I also need to start wearing earplugs to these things, because I'm officially old. But that's a whole separate can of worms.

Sunday, June 04, 2006

Chomsky Does It Again

Still wondering why they hate us? Or maybe you know, but would like a nice comprehensive account of all the reasons again, in a tight, virulent, well-written and easy to read book. Then please read the latest Noam Chomsky book: Failed States. It will not disappoint. Whether you are new to politics and curious as to why the whole world seems to know more about the US empire than you, or you have read repeatedly about the atrocities your government is and has been committing since its inception, this book is for you.

Friday, June 02, 2006

A Winning Combination

I have a social whathaveyou to stop by in a bit, and since it's being held at an absolutely apalling club, I thought I'd have a quick pick-me-up before heading over. Unfortunately, munitions have been running low at the house as of late, and being that I don't spend a heck of a lot of time there these days, I haven't had opportunity or motive to change that. So, in a pinch, a rum and coke will do, right?

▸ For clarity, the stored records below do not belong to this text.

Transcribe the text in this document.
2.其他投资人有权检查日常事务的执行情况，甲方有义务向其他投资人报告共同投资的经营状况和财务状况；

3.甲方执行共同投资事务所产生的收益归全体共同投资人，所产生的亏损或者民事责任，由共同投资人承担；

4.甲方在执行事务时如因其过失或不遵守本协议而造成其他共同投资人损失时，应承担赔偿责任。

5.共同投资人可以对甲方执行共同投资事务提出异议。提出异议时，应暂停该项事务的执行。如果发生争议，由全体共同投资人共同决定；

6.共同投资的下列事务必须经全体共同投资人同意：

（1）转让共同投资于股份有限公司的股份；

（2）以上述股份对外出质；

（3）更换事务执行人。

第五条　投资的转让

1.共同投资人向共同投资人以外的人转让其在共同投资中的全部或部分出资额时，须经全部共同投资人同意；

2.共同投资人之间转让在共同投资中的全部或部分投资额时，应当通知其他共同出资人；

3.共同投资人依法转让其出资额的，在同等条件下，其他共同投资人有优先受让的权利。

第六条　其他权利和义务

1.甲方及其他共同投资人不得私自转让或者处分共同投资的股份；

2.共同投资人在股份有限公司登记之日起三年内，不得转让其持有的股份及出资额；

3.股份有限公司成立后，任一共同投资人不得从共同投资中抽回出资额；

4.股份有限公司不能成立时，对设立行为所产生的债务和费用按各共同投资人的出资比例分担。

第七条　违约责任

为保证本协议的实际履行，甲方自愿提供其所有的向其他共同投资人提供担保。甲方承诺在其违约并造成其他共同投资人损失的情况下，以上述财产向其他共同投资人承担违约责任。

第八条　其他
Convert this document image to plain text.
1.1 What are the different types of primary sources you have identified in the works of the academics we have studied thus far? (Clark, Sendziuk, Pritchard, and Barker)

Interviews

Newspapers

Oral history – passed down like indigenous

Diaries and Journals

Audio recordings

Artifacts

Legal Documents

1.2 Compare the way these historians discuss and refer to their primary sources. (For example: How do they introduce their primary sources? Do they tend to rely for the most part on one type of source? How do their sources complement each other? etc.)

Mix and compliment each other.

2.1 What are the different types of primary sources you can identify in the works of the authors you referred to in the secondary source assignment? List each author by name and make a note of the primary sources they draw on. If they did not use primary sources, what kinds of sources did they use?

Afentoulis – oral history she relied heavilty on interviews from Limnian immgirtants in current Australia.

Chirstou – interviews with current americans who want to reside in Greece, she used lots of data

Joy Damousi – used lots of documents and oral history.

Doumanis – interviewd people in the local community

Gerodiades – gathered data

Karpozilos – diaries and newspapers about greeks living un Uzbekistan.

Let's go to the videotape.

The rum: white.
The Coke: Pepsi. Diet. Diet Pepsi.

(A quick aside: yes, I stock diet pop these days. I got paranoid about my teeth rotting and falling out (another aside, this one a bit longer) a couple of months ago and decided to cut out the obvious source of sugar. Although my dentist has since assured me that I don't have anything to worry about, I've sort of stuck with it. At least at home. I'm a social raw-sugar consumer. The transition was actually a lot easier than I'd thought, and definitely way easier than it was last summer when I tried to switch as part of a *cough*bodybuilding thing*endcough*.)

It's not that bad. It's not good, but it's not bad. For some reason, I'm reminded of the end (director's cut) of Blade Runner:

It's too bad she won't live. But then again, who does?